As of Aug. 1, 2013, the U.S. Bureau of Economic Analysis (BEA) finally stepped into our new 21st century. Gross Domestic Product (GDP) will now include much of the intangible production and services which actually make up some 70 percent of mature 21st century economies, such as software, research and development, entertainment, trademarks, copyrights, design and other creative innovation.
Thus U.S. GDP rose 1.7 percent (with these changes adding .41 percent) in the second quarter of 2013 while the revision added 0.93 percent of the 1.1 percent increase reported for the first quarter. So far, the shift of these intangibles from “costs” to “investments” is slight, and it will be revised again on Aug. 29.
For decades, critics like me had urged modernising GDP still stuck in the early materialistic Industrial Era, counting manufacturing and obsessed with goods you could drop on your foot.
For fifty years, services and less tangible forms of wealth had been quietly overtaking the total output of maturing economies.
From the 18th and 19th centuries, when farming employed most U.S. workers, the economy had transformed, with agriculture employing only two percent of the workforce.
Today, over 70 percent of the U.S. economy is dominated by intangible production: education, healthcare (now over 17 percent of GDP), innovation, R&D, the rise of the internet, software, media, entertainment, sports, the arts and public sector services, police, firefighters, the legal system, oversight of food safety, environmental quality, financial services, safety of drugs, toxic substances, etc., with more than 21 million U.S. jobs in public sector services at city, state and federal government agencies and military service.
Meanwhile, GDP remained blind to much of this new economy and still over-counted manufactured goods, ignoring the vital role of R&D and misclassifying what new services it did count as “costs” instead of valuable economic output.
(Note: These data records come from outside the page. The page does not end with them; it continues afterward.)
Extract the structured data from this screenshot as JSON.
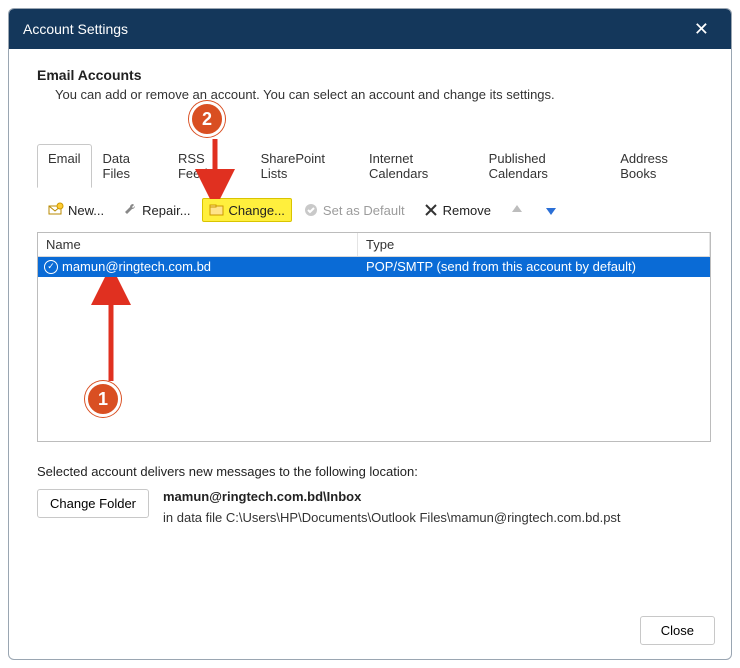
{
  "title": "Account Settings",
  "header": {
    "title": "Email Accounts",
    "subtitle": "You can add or remove an account. You can select an account and change its settings."
  },
  "tabs": [
    {
      "label": "Email",
      "active": true
    },
    {
      "label": "Data Files",
      "active": false
    },
    {
      "label": "RSS Feeds",
      "active": false
    },
    {
      "label": "SharePoint Lists",
      "active": false
    },
    {
      "label": "Internet Calendars",
      "active": false
    },
    {
      "label": "Published Calendars",
      "active": false
    },
    {
      "label": "Address Books",
      "active": false
    }
  ],
  "toolbar": {
    "new": "New...",
    "repair": "Repair...",
    "change": "Change...",
    "set_default": "Set as Default",
    "remove": "Remove"
  },
  "columns": {
    "name": "Name",
    "type": "Type"
  },
  "accounts": [
    {
      "name": "mamun@ringtech.com.bd",
      "type": "POP/SMTP (send from this account by default)",
      "default": true,
      "selected": true
    }
  ],
  "delivery": {
    "intro": "Selected account delivers new messages to the following location:",
    "change_folder": "Change Folder",
    "location_bold": "mamun@ringtech.com.bd\\Inbox",
    "datafile": "in data file C:\\Users\\HP\\Documents\\Outlook Files\\mamun@ringtech.com.bd.pst"
  },
  "close": "Close",
  "annotations": {
    "1": "1",
    "2": "2"
  }
}
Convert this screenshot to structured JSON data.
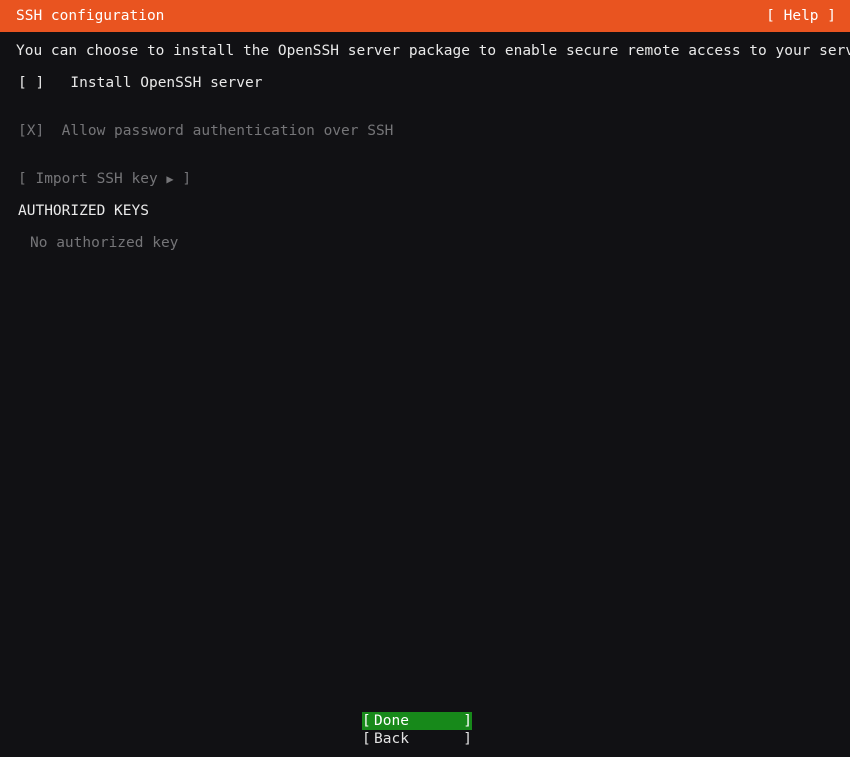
{
  "header": {
    "title": "SSH configuration",
    "help_label": "[ Help ]"
  },
  "colors": {
    "header_background": "#e95420",
    "screen_background": "#111114",
    "selected_button_background": "#17891a",
    "bright_text": "#e9e9e9",
    "dim_text": "#757578"
  },
  "main": {
    "intro_text": "You can choose to install the OpenSSH server package to enable secure remote access to your server.",
    "options": [
      {
        "checkbox": "[ ]",
        "label": "Install OpenSSH server",
        "state": "unchecked",
        "enabled": true
      },
      {
        "checkbox": "[X]",
        "label": "Allow password authentication over SSH",
        "state": "checked",
        "enabled": false
      }
    ],
    "import_key": {
      "open_bracket": "[",
      "label": "Import SSH key",
      "arrow": "▶",
      "close_bracket": "]",
      "enabled": false
    },
    "authorized_keys": {
      "heading": "AUTHORIZED KEYS",
      "empty_text": "No authorized key"
    }
  },
  "footer": {
    "buttons": [
      {
        "open_bracket": "[",
        "label": "Done",
        "close_bracket": "]",
        "selected": true
      },
      {
        "open_bracket": "[",
        "label": "Back",
        "close_bracket": "]",
        "selected": false
      }
    ]
  }
}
I and others had criticised GDP for confusing the “goods” with the “bads” (pollution and other social costs of production) and totaling all as valuable output.
This was why Citizens for Clean Air, the NGO I cofounded in New York City in 1964, called for subtracting air pollution “bads” from GDP. We took our then senator, the late Robert F. Kennedy, on a helicopter ride to show him New York’s pollution sources. In his famous speech in 1968, he agreed that GDP gave a grossly distorted picture, “measuring everything except that which makes life worthwhile.”
Now the new revisions to GDP will boost growth totals, and the BEA has started counting R&D and artistic creation as “investments,” back casting this R&D revision from 1959 to 2007. This would have raised annual growth rates by .07 percent – mapping innovation made famous by Joseph Schumpeter as “creative destruction.”
Yet GDP still needs further fixing, and new indicators beyond economics are proliferating, including the OECD’s Better Life Index, the Canadian Index of Wellbeing and others tracked at Ethical Markets’ Beyond GDP.
The fundamental investment all societies make in their future is education of their children. GDP will still treat this as an “expense.” For decades I have called for shifting all education into the “investment” column.
In 2003, I co-convened the First International Conference on Implementing Indicators of Sustainability and Quality of Life (ICONS), in Curitiba, Brazil. Over 700 statisticians and public and private executives called for GDP to also include an asset account so that all democratically mandated public investments in infrastructure (sewers, roads, hospitals, airports, etc.) would be counted as assets to balance their costs, which GDP recorded only as debt.
When these valuable long-term infrastructure assets are added, many countries’ debt to GDP ratios shrink by as much as half!
A step in the right direction toward this capital budgeting was taken in the U.S. administration of Bill Clinton in 1999 when some infrastructure “costs” were also recorded as “savings.” This stroke of the pen, plus cuts in the military budget, contributed to Clinton’s budget surplus. And when Canada began its capital budget, it turned a 50 billion Canadian dollar deficit into a small surplus.
Macroeconomics is now unmasked as normative at its core, with economists’ various “weighting” of the value of a range of goods and services as essentially arbitrary.
If all unpaid production (about 50 percent in most industrial countries and up to 70 percent in traditional and developing countries) were included, they would all appear much richer (the 1995 UN HDI estimated unpaid production at 16 trillion dollars).
And richer still if all the unpaid production of natural ecosystems and biodiversity were included, as the United Nations TEEB research shows. If all those “bads” (pollution; social and cultural disruption) were subtracted, they would make countries look poorer (Trucost-TEEB reports say by some seven trillion dollars).
No wonder economics is now dismissed as a form of brain damage, as I and E. F. Schumacher joked in the 1970s!